Aos poucos, numa livraria perto de Lisboa, vai lendo o Rio das Flores de Miguel Sousa Tavares. Devagarinho, à medida do tempo disponível para se sentar num dos cadeirões pretos, à medida do tempo disponível para não estar a fazer nada. Só a ler.
Tem tempo, tem pouco que fazer. Gosta desta vida silenciosa, de estar ali, onde ninguém a chateia, perdida num livro que não vai comprar. Há muitos muitos anos que está sozinha. Faz-lhe falta companhia. Programas. Cultura.
Um dia, numa destas sessões de leitura na livraria, aconchegada nos cadeirões, protegida do frio e do isolamento da rua, entre outros que lêem livros com o mesmo objectivo de fazer tempo, detecta uma presença nas páginas do "seu" livro. Uma marca que vai sendo mudada, à medida que a história avança. Mais páginas lidas de um dia para o outro...
Inquieta-se. Pensa nessa outra pessoa. Quem será? O que faz? Porque lê o Rio das Flores na livraria e não compra o livro? Será homem ou mulher? Diverte-se com esta conversa interior. Antecipa, como a miúda que foi, um encontro, um reconhecimento, uma alma gémea. E o que vier depois disso. Se calhar já se cruzaram, enquanto ela estava absorta no seu livro e ele não encontrava o dele na estante. Terá estado a observá-la secretamente, cobiçando o exemplar do livro? Pensará o mesmo? Terá também detectado uma presença?
Depois, uma inquietação, o que fazer quando o livro acabar? Se este for o único elo de ligação, como não o perder? Deixar uma mensagem? Um telefone?

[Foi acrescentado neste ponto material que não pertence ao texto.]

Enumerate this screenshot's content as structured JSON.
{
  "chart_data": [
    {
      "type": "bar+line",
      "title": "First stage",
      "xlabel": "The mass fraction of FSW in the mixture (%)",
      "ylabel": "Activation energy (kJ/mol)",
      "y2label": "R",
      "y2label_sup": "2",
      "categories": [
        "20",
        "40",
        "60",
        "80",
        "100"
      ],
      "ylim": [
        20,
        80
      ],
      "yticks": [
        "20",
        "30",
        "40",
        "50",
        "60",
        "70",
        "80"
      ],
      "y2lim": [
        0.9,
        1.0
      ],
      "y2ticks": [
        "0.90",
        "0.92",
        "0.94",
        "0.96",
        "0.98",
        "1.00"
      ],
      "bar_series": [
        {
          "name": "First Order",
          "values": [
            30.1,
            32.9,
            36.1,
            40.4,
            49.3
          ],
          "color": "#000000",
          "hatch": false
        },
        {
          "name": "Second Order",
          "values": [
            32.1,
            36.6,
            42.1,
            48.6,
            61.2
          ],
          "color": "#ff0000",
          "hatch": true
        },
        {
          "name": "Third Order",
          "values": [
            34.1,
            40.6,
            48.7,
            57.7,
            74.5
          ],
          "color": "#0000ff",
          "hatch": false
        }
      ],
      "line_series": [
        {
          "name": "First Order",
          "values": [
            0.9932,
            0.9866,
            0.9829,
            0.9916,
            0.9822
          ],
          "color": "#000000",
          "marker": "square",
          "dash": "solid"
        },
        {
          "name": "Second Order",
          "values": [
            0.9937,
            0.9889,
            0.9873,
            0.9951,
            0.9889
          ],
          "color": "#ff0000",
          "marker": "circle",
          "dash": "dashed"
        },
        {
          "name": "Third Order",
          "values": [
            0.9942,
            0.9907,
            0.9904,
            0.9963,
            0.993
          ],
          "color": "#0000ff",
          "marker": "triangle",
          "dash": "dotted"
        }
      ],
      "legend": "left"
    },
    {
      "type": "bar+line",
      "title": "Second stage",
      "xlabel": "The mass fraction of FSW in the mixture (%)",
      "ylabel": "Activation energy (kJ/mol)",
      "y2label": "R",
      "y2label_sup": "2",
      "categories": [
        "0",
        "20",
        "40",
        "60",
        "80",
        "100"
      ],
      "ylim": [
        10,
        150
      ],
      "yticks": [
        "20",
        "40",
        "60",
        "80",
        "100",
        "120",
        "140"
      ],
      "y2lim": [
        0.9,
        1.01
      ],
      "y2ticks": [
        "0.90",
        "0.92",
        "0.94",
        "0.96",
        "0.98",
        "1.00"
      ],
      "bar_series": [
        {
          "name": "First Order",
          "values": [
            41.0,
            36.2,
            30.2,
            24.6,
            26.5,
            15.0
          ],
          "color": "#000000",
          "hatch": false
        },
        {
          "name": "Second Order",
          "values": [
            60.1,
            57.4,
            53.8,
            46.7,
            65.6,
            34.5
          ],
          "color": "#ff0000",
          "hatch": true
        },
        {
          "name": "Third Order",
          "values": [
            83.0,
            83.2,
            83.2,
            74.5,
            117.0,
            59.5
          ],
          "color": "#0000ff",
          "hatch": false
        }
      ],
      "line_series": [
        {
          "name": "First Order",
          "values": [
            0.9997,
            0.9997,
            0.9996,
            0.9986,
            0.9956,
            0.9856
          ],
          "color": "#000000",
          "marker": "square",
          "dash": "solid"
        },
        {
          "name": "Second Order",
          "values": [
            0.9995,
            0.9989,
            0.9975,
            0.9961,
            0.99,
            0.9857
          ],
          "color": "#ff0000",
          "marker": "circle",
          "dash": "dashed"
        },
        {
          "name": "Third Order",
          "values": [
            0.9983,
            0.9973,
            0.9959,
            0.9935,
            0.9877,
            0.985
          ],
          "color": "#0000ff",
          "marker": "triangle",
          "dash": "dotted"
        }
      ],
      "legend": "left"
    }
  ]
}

E se, como sucede com as vozes da rádio, o real não corresponder ao esperado?
E, entretanto, o sobressalto todas as vezes: será que é hoje que vamos conhecer-nos?
2 comentários:
Man, onde é que está o resto da história? É bom de mais para ficar por aqui!
Eu dei uma série de dicas sobre como dar um avanço à história (deixar um post it a perguntar se está a gostar do livro, deixar um telefone, um ponto de interrogação...) e há abertura, não sei como se passará. Era fantástico se se concretizasse.